L'ancien pilote de chasse de l'armée française, Ate Chuet, connu pour sa chaîne YouTube sur l'aviation, a été mis en examen le 24 juillet 2025 pour « intelligence avec une puissance étrangère », en l'occurrence la Chine. Cette affaire, révélée par une source proche du dossier, a suscité une vive émotion dans les milieux militaires et de la défense.
Un profil atypique
Ate Chuet, 34 ans, a servi pendant près de dix ans dans l'armée de l'air française, pilotant des avions de chasse Rafale et Mirage 2000. Après avoir quitté l'armée en 2022, il s'est reconverti en vidéaste sur YouTube, où il compte plus de 200 000 abonnés. Ses vidéos, souvent techniques, portent sur l'aviation militaire et les simulateurs de vol.
Des accusations graves
Selon le parquet de Paris, les faits reprochés remontent à 2023 et 2024. Chuet est soupçonné d'avoir partagé des informations sensibles sur les capacités opérationnelles de l'armée française avec des agents chinois. Des échanges cryptés auraient été découverts lors d'une enquête de la Direction générale de la sécurité intérieure (DGSI).
Son avocat, Me Jean-Pierre Dubois, a contesté ces accusations : « Mon client nie fermement toute intention de nuire à la France. Il pense être victime d'un malentendu ou d'une manipulation. »
Une enquête approfondie
La DGSI a ouvert une enquête préliminaire en mars 2024 après un signalement de l'armée de l'air concernant des « comportements suspects » de Chuet lors de séances de simulation. Les enquêteurs ont saisi son matériel informatique et analysé ses communications. Au total, plus de 15 000 messages ont été examinés, dont certains avec des interlocuteurs basés en Chine.

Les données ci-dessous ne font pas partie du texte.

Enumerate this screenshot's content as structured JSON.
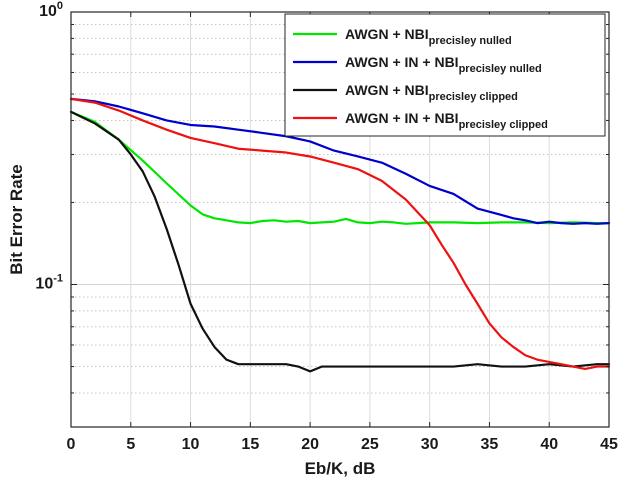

Les charges retenues incluent la divulgation d'informations classifiées, notamment sur les systèmes d'armes du Rafale, et des contacts répétés avec des officiers de renseignement chinois sous couvert de collaborations académiques.
Réactions et conséquences
L'affaire a provoqué une onde de choc dans la communauté des anciens militaires. Plusieurs camarades de Chuet ont exprimé leur surprise, le décrivant comme « un passionné, pas un traître ». Le ministère des Armées a indiqué suivre l'affaire « avec la plus grande attention », rappelant que la protection des secrets militaires est une priorité.
Si Chuet est reconnu coupable, il encourt jusqu'à 15 ans de prison et une amende de 225 000 euros. Il reste présumé innocent. Son procès pourrait s'ouvrir dans les mois à venir, selon les sources judiciaires.